Un premier poteau a été installé par Bell il y a un an, mais aucune demande de transfert n’a été faite à Hydro-Québec avant mars 2020. La nouvelle structure a été brûlée par les fils électriques.
Un premier poteau a été installé par Bell il y a un an, mais aucune demande de transfert n’a été faite à Hydro-Québec avant mars 2020. La nouvelle structure a été brûlée par les fils électriques.

Fibre optique: remplacement d’un poteau qui empêchait 350 maisons d’être branchées

Les citoyens de St-Armand commencent à voir la lumière au bout du fil optique. Un poteau problématique appartenant à Hydro-Québec, mais sous la responsabilité de Bell Canada, a finalement été remplacé, ce qui permettra à IHR Télécom de déployer la fibre optique pour 350 résidences.

Le poteau fait partie du parc Hydro-Québec, qui possède 61 % des poteaux téléphoniques au Québec, indique Mélanie Destrempes, conseillère aux relations avec le milieu pour Hydro-Québec. «À partir du moment où il y a un équipement de télécommunication, comme Bell, ça devient le projet du câblodistributeur. Dans ce cas-ci, c’est Bell qui est responsable de faire les travaux et la location.»

Mme Destrempes rapporte que, il y a plus d’un an, le géant des télécommunications a remplacé un poteau sur le chemin de St-Armand après avoir reçu une demande de location de IHR Télécom, mandaté par la MRC Brome-Missisquoi pour déployer la fibre optique. L’ancien poteau n’était plus assez fort pour supporter des infrastructures supplémentaires.
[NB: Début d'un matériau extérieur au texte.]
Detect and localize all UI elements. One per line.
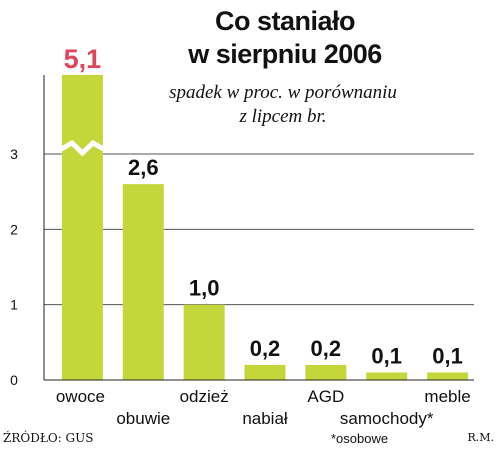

Pendant des mois, aucun fil n’a été transféré sur le nouveau poteau et le statu quo s’est maintenu jusqu’au printemps 2020, retardant du même coup le projet de IHR télécom, qui loue l’équipement de Bell pour passer sa fibre optique. Puisqu’il s’agit d’équipements appartenant à Bell, c’est cette entreprise qui devait assurer le suivi.

Au fil du temps, le contact entre les fils électriques de moyenne tension, toujours sur l’ancien poteau, avec le nouveau a toutefois provoqué un feu sur la structure.

Bell a envoyé une requête à Hydro-Québe, le 3 mars dernier, pour que les fils de moyenne tension soient transférés de structure. Or, quand la société d’État était prête à faire les travaux, ce n’était plus possible puisque le poteau était brûlé en partie.

«Quand Bell a remplacé le poteau, il n’a pas mis d’isolateur, rapporte la conseillère. On ne savait pas que le poteau avait brûlé.»

C’est IHR qui a informé Hydro-Québec de l’état de la structure. Hydro-Québec a signalé la situation à Bell et lui a demandé que la démarche de remplacement soit priorisée, ajoute Mme Destrempes.

Un nouveau poteau a été installé la semaine dernière pour remplacer la structure désuète et celle qui a été endommagée.

Deuxième poteau planté

Le deuxième nouveau poteau a finalement été planté la semaine dernière. Deux fils électriques sur trois ont été transférés. Elle n’a pas pu nous dire pourquoi le troisième ne l’a pas été en même temps. «Peut-être que des entrepreneurs ont commencé le travail et ont été appelés sur un autre appel de service, comme une panne», indique Mme Destrempes.

Quant aux fils de télécommunications, ils n’ont pas été transférés encore.

L’équipe de IHR devrait pouvoir bientôt relier la tête de ligne au reste du réseau et ainsi alimenter en internet haute vitesse 350 résidences de Saint-Armand, indique Patrick Bonvouloir, directeur de l’organisme mandaté par la MRC Brome-Missisquoi pour le déploiement de la fibre optique dans la région.

«Il y a beaucoup de projets en cours avec IHR (NDLR: un projet représente chaque demande de permis pour chaque poteau) et présentement, on travaille de très près avec eux. Il y a des suivis très assidus pour les projets à prioriser. Plusieurs projets sont en haut de la liste de IHR pour donner accès à la haute vitesse le plus vite possible. Je crois que tout le monde est sensibilisé, avec le contexte actuel, sur l’importance de la haute vitesse, conclut-elle avec optimisme. On espère que les résultats seront au rendez-vous.»

Rappelons que Québec a créé une table de coordination afin d’accélérer le processus d’acceptation des demandes de permis dans les régions du Québec. À cette table se trouvent des représentants du ministère de l’Économie et de l’Innovation du Québec (MEI) et de propriétaires de poteaux téléphoniques, soit Bell Canada, Hydro-Québec, Télébec et Telus.